Durante la primavera se jactaban de representar el papel de míticas deidades. Con el arribo del otoño e invierno a sus vidas, la fragilidad ha reemplazado a su falaz pretérito poderío. Por el contrario, quienes ejercitaron su virtud o corazón en los coloridos tiempos, precaviéndose de la enfermedad de la vida, del poder, a la contra de ser valorados como eruditos o iluminados, luego adversarios de la ambición. Estos últimos acostumbran a obtener una recompensa no pretendida: una vejez libre para alcanzar la autorrealización: "eudaimonia", verdadera felicidad, acuñada por el filósofo estagirita, Aristóteles. [Ética a Nicómaco], 

No se ha de dejar pasar tampoco de donde procede el término eudaimonia: El demonio o espíritu que está bien o es bueno, la conciencia que está en paz, la acquiescencia, citada por el pensador neerlandés Baruch Spinoza en la quinta parte de su "Ética". El sabio maestro de Platón, Sócrates, denominaba a su espíritu daimón-demonio. Fue Descartes, posteriormente, el filósofo que acusó a la voluntad de los sentidos, el lado sensible, de engañar y confundirle y mediante la razón—según él sana—la convirtió en "mala voluntad". Descartes situó entre las cualidades de su genio maligno las opuestas a las de la matemática y el orden de su método racional. A sabiendas condenó al sentimiento a la jaula del inconsciente en el plano del conocer y el saber, creyéndolo un dragón dormido que pensamos jamás asolará ni asomará mientras la razón someta todo a su juicio. De tal modo dormitó el poder en el pensamiento.

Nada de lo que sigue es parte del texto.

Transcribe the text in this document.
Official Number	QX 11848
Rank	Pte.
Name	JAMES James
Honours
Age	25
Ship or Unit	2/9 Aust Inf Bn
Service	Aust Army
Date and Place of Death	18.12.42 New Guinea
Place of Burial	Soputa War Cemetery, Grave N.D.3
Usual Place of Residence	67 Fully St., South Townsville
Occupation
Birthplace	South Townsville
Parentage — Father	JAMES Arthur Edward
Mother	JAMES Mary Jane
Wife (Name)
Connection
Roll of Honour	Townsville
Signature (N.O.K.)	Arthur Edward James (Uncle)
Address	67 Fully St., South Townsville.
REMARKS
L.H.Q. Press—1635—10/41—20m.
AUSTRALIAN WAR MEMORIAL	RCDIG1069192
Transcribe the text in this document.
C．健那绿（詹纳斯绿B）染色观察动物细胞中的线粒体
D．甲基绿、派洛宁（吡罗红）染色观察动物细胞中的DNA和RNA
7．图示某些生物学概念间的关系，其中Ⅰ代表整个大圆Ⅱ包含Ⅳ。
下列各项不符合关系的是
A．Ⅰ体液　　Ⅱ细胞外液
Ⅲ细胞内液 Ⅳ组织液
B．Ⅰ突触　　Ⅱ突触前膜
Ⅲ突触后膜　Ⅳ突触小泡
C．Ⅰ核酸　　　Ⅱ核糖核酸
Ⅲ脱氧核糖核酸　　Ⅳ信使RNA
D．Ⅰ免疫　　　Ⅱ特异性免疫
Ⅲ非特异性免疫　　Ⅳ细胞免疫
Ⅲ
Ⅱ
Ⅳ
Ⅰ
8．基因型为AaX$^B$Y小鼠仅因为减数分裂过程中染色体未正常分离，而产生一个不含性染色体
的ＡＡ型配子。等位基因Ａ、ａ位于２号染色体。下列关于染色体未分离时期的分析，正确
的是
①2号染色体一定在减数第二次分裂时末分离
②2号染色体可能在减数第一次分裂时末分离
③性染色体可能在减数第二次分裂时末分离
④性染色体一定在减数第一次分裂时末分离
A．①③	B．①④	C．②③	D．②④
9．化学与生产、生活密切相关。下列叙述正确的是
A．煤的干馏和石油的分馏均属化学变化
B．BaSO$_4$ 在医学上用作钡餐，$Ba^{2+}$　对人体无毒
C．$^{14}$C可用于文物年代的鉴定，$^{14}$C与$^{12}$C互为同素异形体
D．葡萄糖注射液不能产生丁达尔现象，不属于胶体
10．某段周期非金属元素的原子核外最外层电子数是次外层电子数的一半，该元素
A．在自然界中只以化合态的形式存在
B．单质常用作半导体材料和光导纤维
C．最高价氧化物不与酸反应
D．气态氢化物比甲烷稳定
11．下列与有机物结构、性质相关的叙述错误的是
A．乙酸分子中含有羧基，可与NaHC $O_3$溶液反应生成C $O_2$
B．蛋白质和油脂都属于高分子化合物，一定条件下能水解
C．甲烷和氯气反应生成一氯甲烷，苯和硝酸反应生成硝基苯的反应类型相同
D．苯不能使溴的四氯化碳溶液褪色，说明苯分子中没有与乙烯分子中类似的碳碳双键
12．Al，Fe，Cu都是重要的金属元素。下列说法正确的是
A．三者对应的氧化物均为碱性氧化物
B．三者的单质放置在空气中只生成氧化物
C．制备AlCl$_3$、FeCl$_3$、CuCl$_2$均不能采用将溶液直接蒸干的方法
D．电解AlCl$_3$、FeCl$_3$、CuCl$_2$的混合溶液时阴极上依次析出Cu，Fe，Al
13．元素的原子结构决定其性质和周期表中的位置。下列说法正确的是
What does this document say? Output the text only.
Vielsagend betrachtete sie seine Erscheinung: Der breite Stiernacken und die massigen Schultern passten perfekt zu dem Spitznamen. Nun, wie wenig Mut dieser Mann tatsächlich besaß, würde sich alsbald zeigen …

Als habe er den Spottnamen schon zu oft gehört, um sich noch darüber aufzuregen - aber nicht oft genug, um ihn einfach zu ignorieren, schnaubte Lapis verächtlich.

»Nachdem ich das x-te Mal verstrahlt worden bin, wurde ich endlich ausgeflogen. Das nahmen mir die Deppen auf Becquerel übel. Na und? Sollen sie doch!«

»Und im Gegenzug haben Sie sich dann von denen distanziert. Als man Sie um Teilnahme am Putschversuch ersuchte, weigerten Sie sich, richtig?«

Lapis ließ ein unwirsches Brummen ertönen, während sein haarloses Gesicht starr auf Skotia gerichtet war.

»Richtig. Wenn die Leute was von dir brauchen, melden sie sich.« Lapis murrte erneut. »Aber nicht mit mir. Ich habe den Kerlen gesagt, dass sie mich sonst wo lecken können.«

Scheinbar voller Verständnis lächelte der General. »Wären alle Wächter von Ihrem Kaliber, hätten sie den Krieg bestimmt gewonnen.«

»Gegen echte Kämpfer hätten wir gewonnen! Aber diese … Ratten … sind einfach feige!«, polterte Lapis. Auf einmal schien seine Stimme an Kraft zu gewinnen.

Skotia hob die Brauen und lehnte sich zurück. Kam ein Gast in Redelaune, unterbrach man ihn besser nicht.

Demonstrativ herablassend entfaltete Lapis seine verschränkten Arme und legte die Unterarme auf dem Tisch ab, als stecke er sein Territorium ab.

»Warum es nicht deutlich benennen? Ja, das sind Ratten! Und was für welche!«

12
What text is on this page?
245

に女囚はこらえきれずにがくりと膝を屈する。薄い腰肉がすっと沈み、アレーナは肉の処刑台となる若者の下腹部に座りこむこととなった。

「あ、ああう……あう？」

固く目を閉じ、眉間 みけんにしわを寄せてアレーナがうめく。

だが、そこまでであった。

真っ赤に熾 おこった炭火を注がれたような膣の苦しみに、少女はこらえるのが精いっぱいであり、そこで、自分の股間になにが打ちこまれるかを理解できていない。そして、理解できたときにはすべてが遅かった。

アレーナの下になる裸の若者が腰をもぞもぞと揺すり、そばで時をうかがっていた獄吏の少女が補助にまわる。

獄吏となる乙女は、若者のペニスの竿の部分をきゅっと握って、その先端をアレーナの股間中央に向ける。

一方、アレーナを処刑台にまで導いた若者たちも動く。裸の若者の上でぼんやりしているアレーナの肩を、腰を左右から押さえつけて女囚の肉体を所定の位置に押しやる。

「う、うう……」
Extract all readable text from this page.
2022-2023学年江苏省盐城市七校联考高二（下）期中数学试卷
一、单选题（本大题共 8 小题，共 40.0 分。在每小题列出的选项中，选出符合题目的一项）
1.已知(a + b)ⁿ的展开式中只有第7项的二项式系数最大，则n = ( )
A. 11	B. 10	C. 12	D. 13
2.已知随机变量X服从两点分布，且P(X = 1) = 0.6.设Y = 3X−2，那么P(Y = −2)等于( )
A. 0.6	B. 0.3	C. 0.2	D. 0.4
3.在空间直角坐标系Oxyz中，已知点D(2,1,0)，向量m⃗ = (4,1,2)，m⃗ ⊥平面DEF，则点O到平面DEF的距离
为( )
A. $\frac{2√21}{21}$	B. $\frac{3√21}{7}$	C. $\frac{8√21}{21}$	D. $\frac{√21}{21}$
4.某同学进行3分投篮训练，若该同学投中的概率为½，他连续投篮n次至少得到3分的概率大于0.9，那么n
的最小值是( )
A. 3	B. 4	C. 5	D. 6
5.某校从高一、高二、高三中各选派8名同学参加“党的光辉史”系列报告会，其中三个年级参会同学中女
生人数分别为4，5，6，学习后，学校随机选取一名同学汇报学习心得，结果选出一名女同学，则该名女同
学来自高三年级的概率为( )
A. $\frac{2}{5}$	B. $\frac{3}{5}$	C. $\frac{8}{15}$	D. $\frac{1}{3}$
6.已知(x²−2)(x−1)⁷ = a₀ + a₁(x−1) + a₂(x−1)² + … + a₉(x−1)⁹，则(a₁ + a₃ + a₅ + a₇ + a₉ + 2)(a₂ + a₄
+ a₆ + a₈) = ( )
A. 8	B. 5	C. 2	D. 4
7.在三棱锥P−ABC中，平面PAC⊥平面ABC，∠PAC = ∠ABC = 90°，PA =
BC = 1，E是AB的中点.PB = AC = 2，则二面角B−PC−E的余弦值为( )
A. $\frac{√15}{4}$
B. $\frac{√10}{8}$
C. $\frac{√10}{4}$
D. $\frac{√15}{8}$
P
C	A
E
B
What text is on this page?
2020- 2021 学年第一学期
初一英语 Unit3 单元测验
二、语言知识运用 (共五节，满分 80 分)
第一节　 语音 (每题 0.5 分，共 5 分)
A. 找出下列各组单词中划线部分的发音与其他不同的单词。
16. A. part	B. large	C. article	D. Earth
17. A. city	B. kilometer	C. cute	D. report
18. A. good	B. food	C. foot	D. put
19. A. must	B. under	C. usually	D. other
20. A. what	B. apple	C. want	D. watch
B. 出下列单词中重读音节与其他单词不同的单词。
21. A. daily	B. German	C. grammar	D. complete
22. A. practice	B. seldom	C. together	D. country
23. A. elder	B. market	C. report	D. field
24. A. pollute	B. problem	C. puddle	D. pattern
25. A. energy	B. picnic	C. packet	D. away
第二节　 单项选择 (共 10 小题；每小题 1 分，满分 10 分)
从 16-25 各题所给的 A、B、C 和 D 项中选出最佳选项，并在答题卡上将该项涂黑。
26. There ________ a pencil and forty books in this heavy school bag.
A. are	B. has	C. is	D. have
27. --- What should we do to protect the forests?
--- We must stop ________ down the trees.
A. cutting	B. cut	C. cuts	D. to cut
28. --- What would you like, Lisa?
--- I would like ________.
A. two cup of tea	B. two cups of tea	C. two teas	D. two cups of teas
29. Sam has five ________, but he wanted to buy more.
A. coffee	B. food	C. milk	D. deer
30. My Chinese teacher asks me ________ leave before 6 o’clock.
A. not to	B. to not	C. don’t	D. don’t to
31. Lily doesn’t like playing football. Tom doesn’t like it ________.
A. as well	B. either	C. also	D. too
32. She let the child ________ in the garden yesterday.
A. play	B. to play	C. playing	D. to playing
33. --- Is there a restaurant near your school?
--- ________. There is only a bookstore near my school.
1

La razón como juez de, paradójicamente, aquello que precisamente contribuye a que la razón sea consciente de sí misma. Descartes atentó contra su raciocinio al eliminar el sentimiento. Finalmente quien engaña no es el genio maligno, lo corpóreo y sensible, sino la parte cogitante o intelectual, la razón teologizada, la perfecta y calculada matemática [ratio]. En otras palabras, el orden, su Dios métrico-racional omnipotente y en absoluto todo-bondadoso ¡¡¡La frialdad de las cifras y la cuantificación!!! El canto antivitalista—el intelectual y su proceder como un ser abstracto e impasible . El grabado del pintor realista, Francisco de Goya y Lucientes, no deja lugar a dudas: "El sueño de la razón produce monstruos".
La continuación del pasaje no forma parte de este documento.